If my keen intelligence, outstanding capability, and exceptional loyalty intimidates you, don’t invite me into your life. It’s no coincidence, after all, that the military uses us for their toughest missions. Originally a Belgian shepherd dog celebrated for protecting my flock as well as herding, I was developed to work at a high intensity and competence. My strong protection drive makes me a superior watch dog, and I’m gifted and talented in almost any dog sport. I require extensive exercise and focused training to help me Be All that I Can Be. And I can be a lot!

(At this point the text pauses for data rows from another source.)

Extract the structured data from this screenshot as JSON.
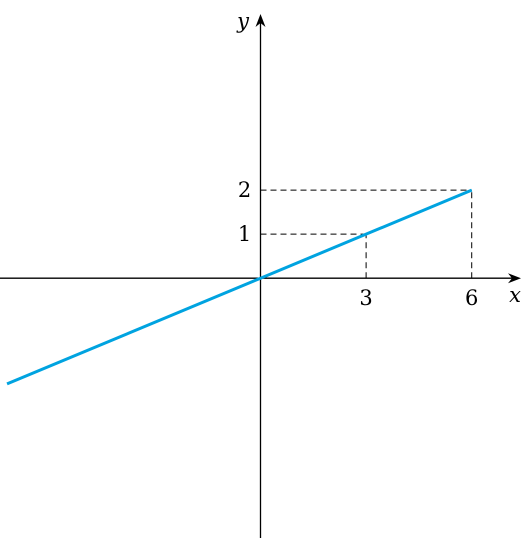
{
  "chart_data": {
    "type": "line",
    "x_label": "x",
    "y_label": "y",
    "x": [
      -7.2,
      0,
      3,
      6
    ],
    "series": [
      {
        "color": "#00a3e0",
        "values": [
          -2.4,
          0,
          1,
          2
        ]
      }
    ],
    "xlim": [
      -7.4,
      7.4
    ],
    "ylim": [
      -5.9,
      6
    ],
    "xticks": [
      3,
      6
    ],
    "yticks": [
      1,
      2
    ]
  }
}
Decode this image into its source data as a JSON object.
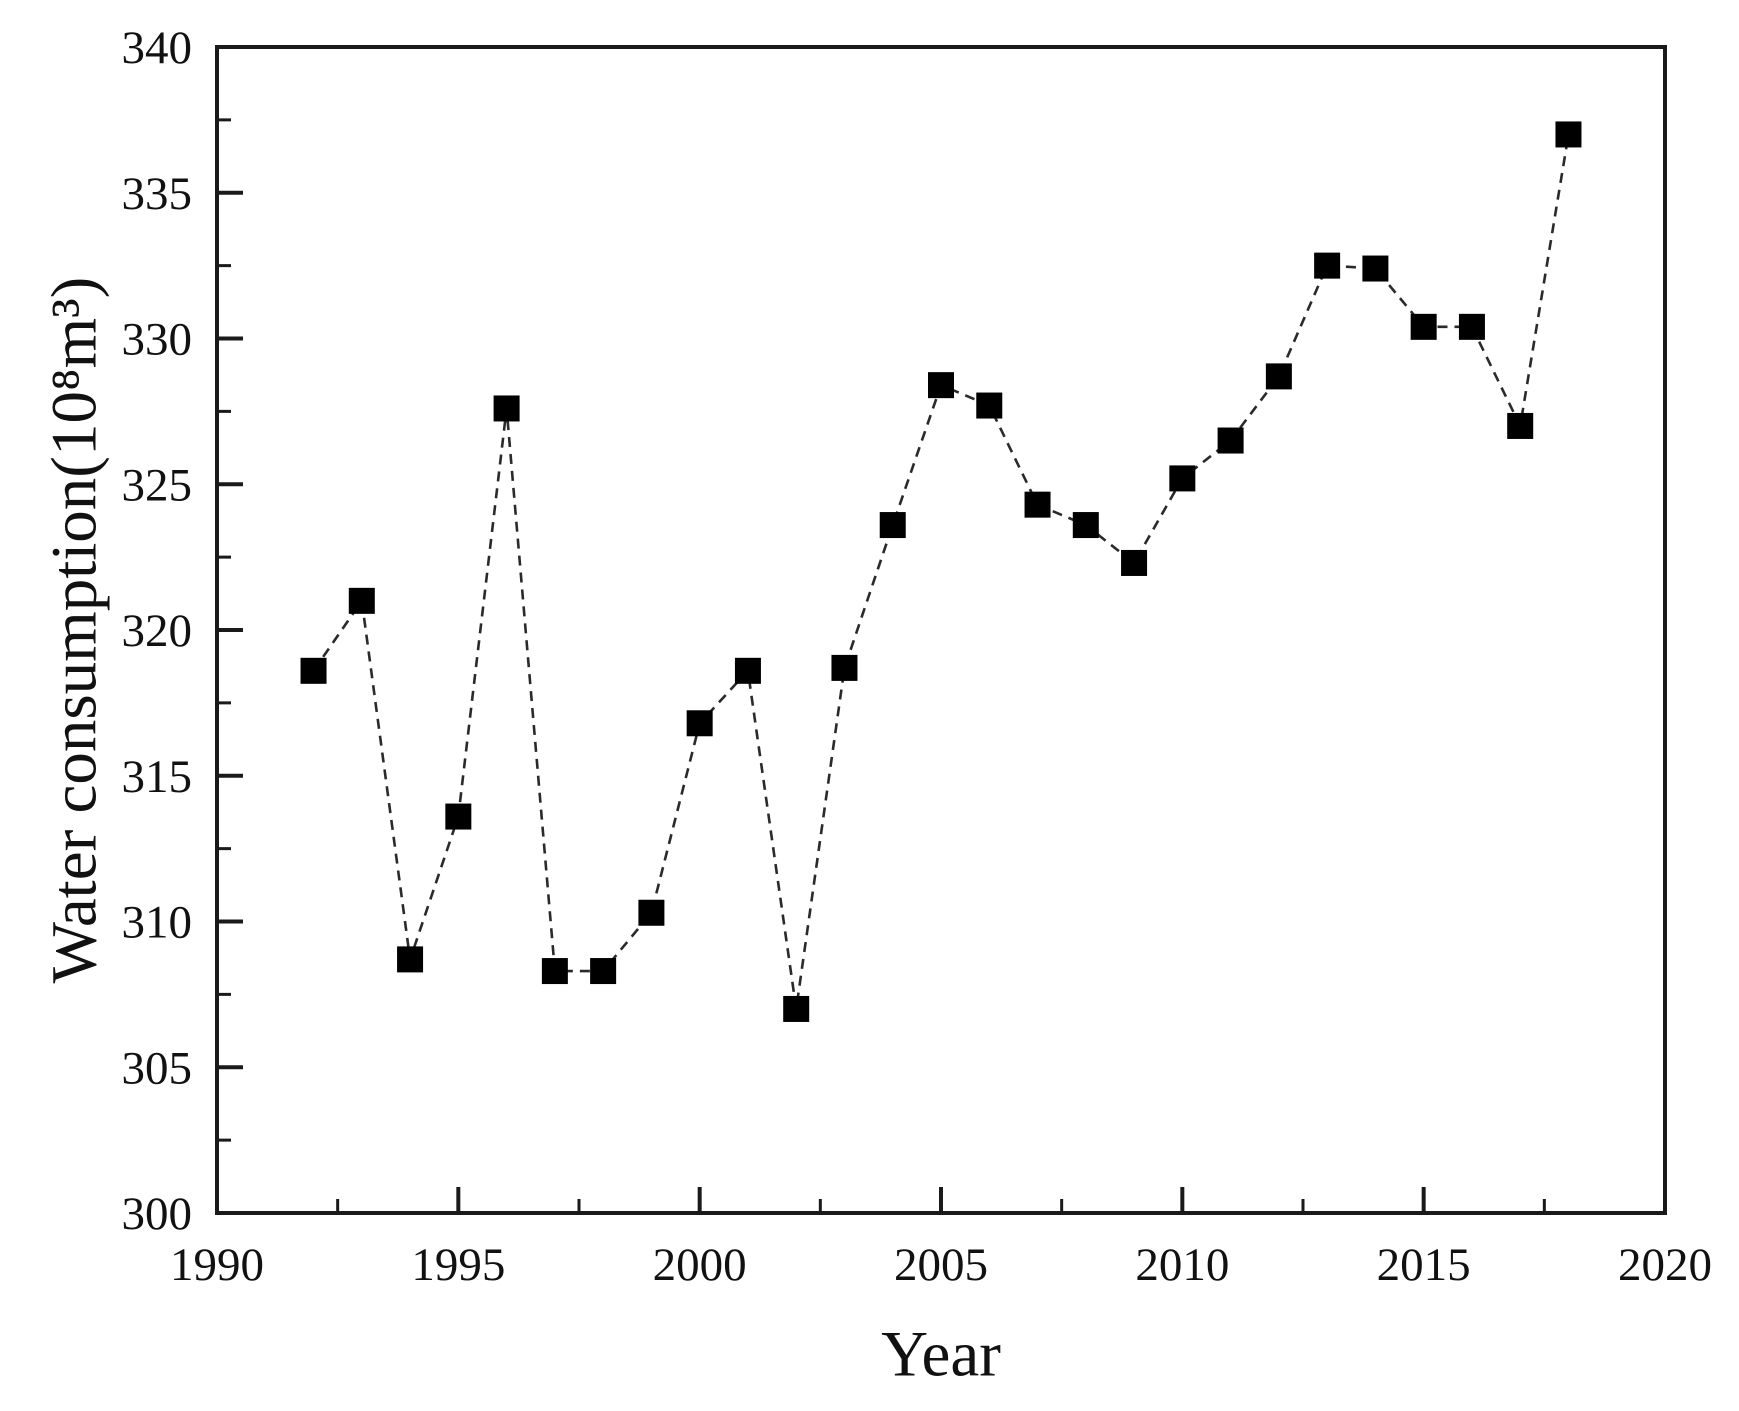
{
  "figure": {
    "background_color": "#ffffff",
    "axis_color": "#1a1a1a",
    "text_color": "#111111"
  },
  "chart_data": {
    "type": "line",
    "title": "",
    "xlabel": "Year",
    "ylabel": "Water consumption(10⁸m³)",
    "series": [
      {
        "name": "Water consumption",
        "x": [
          1992,
          1993,
          1994,
          1995,
          1996,
          1997,
          1998,
          1999,
          2000,
          2001,
          2002,
          2003,
          2004,
          2005,
          2006,
          2007,
          2008,
          2009,
          2010,
          2011,
          2012,
          2013,
          2014,
          2015,
          2016,
          2017,
          2018
        ],
        "values": [
          318.6,
          321.0,
          308.7,
          313.6,
          327.6,
          308.3,
          308.3,
          310.3,
          316.8,
          318.6,
          307.0,
          318.7,
          323.6,
          328.4,
          327.7,
          324.3,
          323.6,
          322.3,
          325.2,
          326.5,
          328.7,
          332.5,
          332.4,
          330.4,
          330.4,
          327.0,
          337.0
        ],
        "marker": "filled-square",
        "marker_color": "#000000",
        "line_style": "dashed",
        "line_color": "#2a2a2a"
      }
    ],
    "xlim": [
      1990,
      2020
    ],
    "ylim": [
      300,
      340
    ],
    "x_major_ticks": [
      1990,
      1995,
      2000,
      2005,
      2010,
      2015,
      2020
    ],
    "y_major_ticks": [
      300,
      305,
      310,
      315,
      320,
      325,
      330,
      335,
      340
    ],
    "x_minor_tick_step": 2.5,
    "y_minor_tick_step": 2.5,
    "tick_direction": "in",
    "grid": false,
    "legend_position": "none"
  }
}
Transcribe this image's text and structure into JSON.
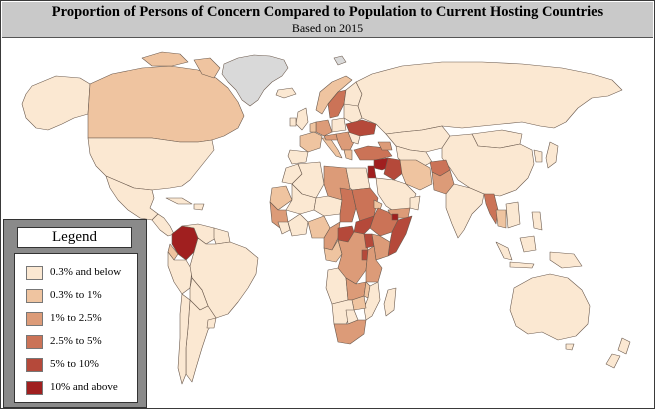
{
  "title": "Proportion of Persons of Concern Compared to Population to Current Hosting Countries",
  "subtitle": "Based on 2015",
  "colors": {
    "ocean": "#ffffff",
    "border": "#6b5a4e",
    "no_data": "#d9d9d9",
    "c1": "#fbe8d2",
    "c2": "#efc4a0",
    "c3": "#dc9b78",
    "c4": "#cb7357",
    "c5": "#b5493a",
    "c6": "#a01f1f"
  },
  "legend": {
    "title": "Legend",
    "items": [
      {
        "label": "0.3% and below",
        "color": "#fbe8d2"
      },
      {
        "label": "0.3% to 1%",
        "color": "#efc4a0"
      },
      {
        "label": "1% to 2.5%",
        "color": "#dc9b78"
      },
      {
        "label": "2.5% to 5%",
        "color": "#cb7357"
      },
      {
        "label": "5% to 10%",
        "color": "#b5493a"
      },
      {
        "label": "10% and above",
        "color": "#a01f1f"
      }
    ]
  }
}
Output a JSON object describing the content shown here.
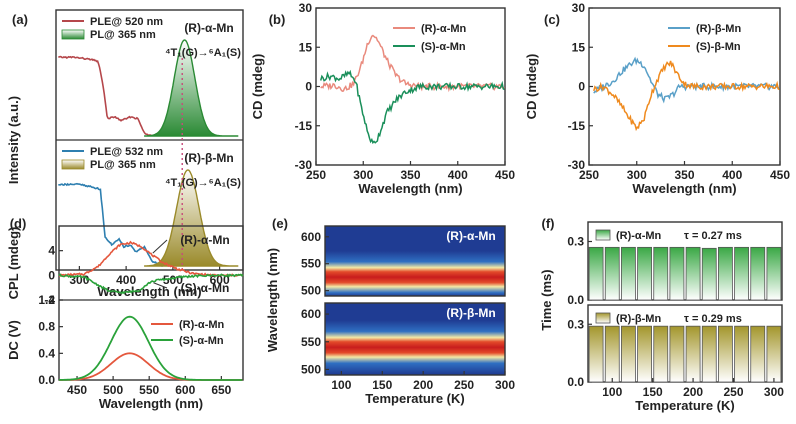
{
  "chart_data": [
    {
      "panel": "(a)",
      "type": "line",
      "title": "",
      "xlabel": "Wavelength (nm)",
      "ylabel": "Intensity (a.u.)",
      "xlim": [
        250,
        650
      ],
      "xticks": [
        "300",
        "400",
        "500",
        "600"
      ],
      "top": {
        "label": "(R)-α-Mn",
        "legend": [
          "PLE@ 520 nm",
          "PL@ 365 nm"
        ],
        "annotation": "⁴T₁(G)→⁶A₁(S)",
        "series": [
          {
            "name": "PLE@ 520 nm",
            "color": "#b5474b",
            "points": [
              [
                255,
                0.82
              ],
              [
                290,
                0.82
              ],
              [
                320,
                0.8
              ],
              [
                340,
                0.78
              ],
              [
                350,
                0.55
              ],
              [
                360,
                0.18
              ],
              [
                375,
                0.2
              ],
              [
                390,
                0.16
              ],
              [
                410,
                0.2
              ],
              [
                425,
                0.18
              ],
              [
                440,
                0.02
              ],
              [
                480,
                0.0
              ]
            ]
          },
          {
            "name": "PL@ 365 nm",
            "color": "#2a8a34",
            "peak": 525,
            "width": 22
          }
        ]
      },
      "bottom": {
        "label": "(R)-β-Mn",
        "legend": [
          "PLE@ 532 nm",
          "PL@ 365 nm"
        ],
        "annotation": "⁴T₁(G)→⁶A₁(S)",
        "series": [
          {
            "name": "PLE@ 532 nm",
            "color": "#2e7fb0",
            "points": [
              [
                255,
                0.85
              ],
              [
                300,
                0.85
              ],
              [
                330,
                0.82
              ],
              [
                345,
                0.8
              ],
              [
                355,
                0.3
              ],
              [
                370,
                0.22
              ],
              [
                385,
                0.28
              ],
              [
                395,
                0.2
              ],
              [
                410,
                0.22
              ],
              [
                420,
                0.15
              ],
              [
                440,
                0.2
              ],
              [
                455,
                0.05
              ],
              [
                480,
                0.0
              ]
            ]
          },
          {
            "name": "PL@ 365 nm",
            "color": "#9a8a2a",
            "peak": 532,
            "width": 24
          }
        ]
      },
      "guide_line_nm": 520
    },
    {
      "panel": "(b)",
      "type": "line",
      "xlabel": "Wavelength (nm)",
      "ylabel": "CD (mdeg)",
      "xlim": [
        250,
        450
      ],
      "ylim": [
        -30,
        30
      ],
      "xticks": [
        "250",
        "300",
        "350",
        "400",
        "450"
      ],
      "yticks": [
        "-30",
        "-15",
        "0",
        "15",
        "30"
      ],
      "series": [
        {
          "name": "(R)-α-Mn",
          "color": "#e98a7d",
          "points": [
            [
              255,
              0
            ],
            [
              270,
              0.5
            ],
            [
              280,
              -1
            ],
            [
              290,
              1
            ],
            [
              298,
              8
            ],
            [
              305,
              17
            ],
            [
              310,
              20
            ],
            [
              315,
              18
            ],
            [
              325,
              10
            ],
            [
              335,
              4
            ],
            [
              345,
              1
            ],
            [
              360,
              0
            ],
            [
              400,
              0
            ],
            [
              450,
              0
            ]
          ]
        },
        {
          "name": "(S)-α-Mn",
          "color": "#1a8f5a",
          "points": [
            [
              255,
              3
            ],
            [
              265,
              4
            ],
            [
              275,
              3
            ],
            [
              285,
              5
            ],
            [
              292,
              2
            ],
            [
              298,
              -8
            ],
            [
              305,
              -18
            ],
            [
              310,
              -22
            ],
            [
              315,
              -20
            ],
            [
              325,
              -10
            ],
            [
              335,
              -5
            ],
            [
              345,
              -2
            ],
            [
              360,
              0
            ],
            [
              400,
              0
            ],
            [
              450,
              0
            ]
          ]
        }
      ]
    },
    {
      "panel": "(c)",
      "type": "line",
      "xlabel": "Wavelength (nm)",
      "ylabel": "CD (mdeg)",
      "xlim": [
        250,
        450
      ],
      "ylim": [
        -30,
        30
      ],
      "xticks": [
        "250",
        "300",
        "350",
        "400",
        "450"
      ],
      "yticks": [
        "-30",
        "-15",
        "0",
        "15",
        "30"
      ],
      "series": [
        {
          "name": "(R)-β-Mn",
          "color": "#5aa0c8",
          "points": [
            [
              255,
              -2
            ],
            [
              265,
              0
            ],
            [
              275,
              2
            ],
            [
              285,
              6
            ],
            [
              295,
              9
            ],
            [
              300,
              10
            ],
            [
              308,
              8
            ],
            [
              315,
              2
            ],
            [
              322,
              -3
            ],
            [
              330,
              -5
            ],
            [
              338,
              -3
            ],
            [
              345,
              0
            ],
            [
              360,
              0
            ],
            [
              400,
              0
            ],
            [
              450,
              0
            ]
          ]
        },
        {
          "name": "(S)-β-Mn",
          "color": "#ef8a1e",
          "points": [
            [
              255,
              -1
            ],
            [
              265,
              0
            ],
            [
              275,
              -3
            ],
            [
              285,
              -8
            ],
            [
              292,
              -12
            ],
            [
              300,
              -16
            ],
            [
              308,
              -12
            ],
            [
              315,
              -3
            ],
            [
              322,
              3
            ],
            [
              330,
              8
            ],
            [
              336,
              9
            ],
            [
              342,
              5
            ],
            [
              350,
              1
            ],
            [
              360,
              0
            ],
            [
              400,
              0
            ],
            [
              450,
              0
            ]
          ]
        }
      ]
    },
    {
      "panel": "(d)",
      "type": "line",
      "xlabel": "Wavelength (nm)",
      "xlim": [
        425,
        680
      ],
      "xticks": [
        "450",
        "500",
        "550",
        "600",
        "650"
      ],
      "top": {
        "ylabel": "CPL (mdeg)",
        "ylim": [
          -4,
          8
        ],
        "yticks": [
          "-4",
          "0",
          "4"
        ],
        "series": [
          {
            "name": "(R)-α-Mn",
            "color": "#e4573d",
            "points": [
              [
                425,
                0
              ],
              [
                460,
                0.2
              ],
              [
                480,
                1.5
              ],
              [
                495,
                3.5
              ],
              [
                510,
                5
              ],
              [
                525,
                5.3
              ],
              [
                540,
                4.6
              ],
              [
                555,
                3.2
              ],
              [
                570,
                2
              ],
              [
                590,
                1
              ],
              [
                610,
                0.3
              ],
              [
                640,
                0
              ],
              [
                680,
                0
              ]
            ]
          },
          {
            "name": "(S)-α-Mn",
            "color": "#2aa23a",
            "points": [
              [
                425,
                0
              ],
              [
                460,
                -0.3
              ],
              [
                478,
                -1.5
              ],
              [
                495,
                -2.6
              ],
              [
                515,
                -2.8
              ],
              [
                535,
                -2.5
              ],
              [
                550,
                -1.2
              ],
              [
                560,
                -0.8
              ],
              [
                575,
                -0.6
              ],
              [
                600,
                -0.2
              ],
              [
                640,
                0
              ],
              [
                680,
                0
              ]
            ]
          }
        ],
        "labels": [
          "(R)-α-Mn",
          "(S)-α-Mn"
        ]
      },
      "bottom": {
        "ylabel": "DC (V)",
        "ylim": [
          0,
          1.2
        ],
        "yticks": [
          "0.0",
          "0.4",
          "0.8",
          "1.2"
        ],
        "series": [
          {
            "name": "(R)-α-Mn",
            "color": "#e4573d",
            "peak": 523,
            "height": 0.4,
            "width": 26
          },
          {
            "name": "(S)-α-Mn",
            "color": "#2aa23a",
            "peak": 523,
            "height": 0.95,
            "width": 26
          }
        ]
      }
    },
    {
      "panel": "(e)",
      "type": "heatmap",
      "xlabel": "Temperature (K)",
      "ylabel": "Wavelength (nm)",
      "xlim": [
        80,
        300
      ],
      "xticks": [
        "100",
        "150",
        "200",
        "250",
        "300"
      ],
      "top": {
        "label": "(R)-α-Mn",
        "ylim": [
          490,
          620
        ],
        "yticks": [
          "500",
          "550",
          "600"
        ],
        "peak_nm": 525
      },
      "bottom": {
        "label": "(R)-β-Mn",
        "ylim": [
          490,
          620
        ],
        "yticks": [
          "500",
          "550",
          "600"
        ],
        "peak_nm": 540
      }
    },
    {
      "panel": "(f)",
      "type": "bar",
      "xlabel": "Temperature (K)",
      "ylabel": "Time (ms)",
      "xticks": [
        "100",
        "150",
        "200",
        "250",
        "300"
      ],
      "top": {
        "label": "(R)-α-Mn",
        "tau": "τ = 0.27 ms",
        "ylim": [
          0,
          0.4
        ],
        "yticks": [
          "0.0",
          "0.3"
        ],
        "color": "#3aa845",
        "x": [
          80,
          100,
          120,
          140,
          160,
          180,
          200,
          220,
          240,
          260,
          280,
          300
        ],
        "values": [
          0.27,
          0.27,
          0.27,
          0.27,
          0.27,
          0.27,
          0.27,
          0.265,
          0.27,
          0.27,
          0.27,
          0.27
        ]
      },
      "bottom": {
        "label": "(R)-β-Mn",
        "tau": "τ = 0.29 ms",
        "ylim": [
          0,
          0.4
        ],
        "yticks": [
          "0.0",
          "0.3"
        ],
        "color": "#a3962c",
        "x": [
          80,
          100,
          120,
          140,
          160,
          180,
          200,
          220,
          240,
          260,
          280,
          300
        ],
        "values": [
          0.29,
          0.29,
          0.29,
          0.29,
          0.29,
          0.29,
          0.29,
          0.29,
          0.29,
          0.29,
          0.29,
          0.29
        ]
      }
    }
  ]
}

Developed in England’s Valley of Aire, we hunted small game and guarded homes. In the World Wars, we delivered messages and found injured soldiers. My forefathers were among the first police dogs. We’re earnest, sincere, loyal, and independent problem-solvers. That’s code for: We may, or may not, require human assistance. Intelligent and trainable in general, we nonetheless don’t follow orders blindly. I tend to explore the reasons behind my owner’s requests. We thrive on exercise and purposeful living. If you can handle my abundant aptitude and terrific talents, I’ll make you a remarkable companion.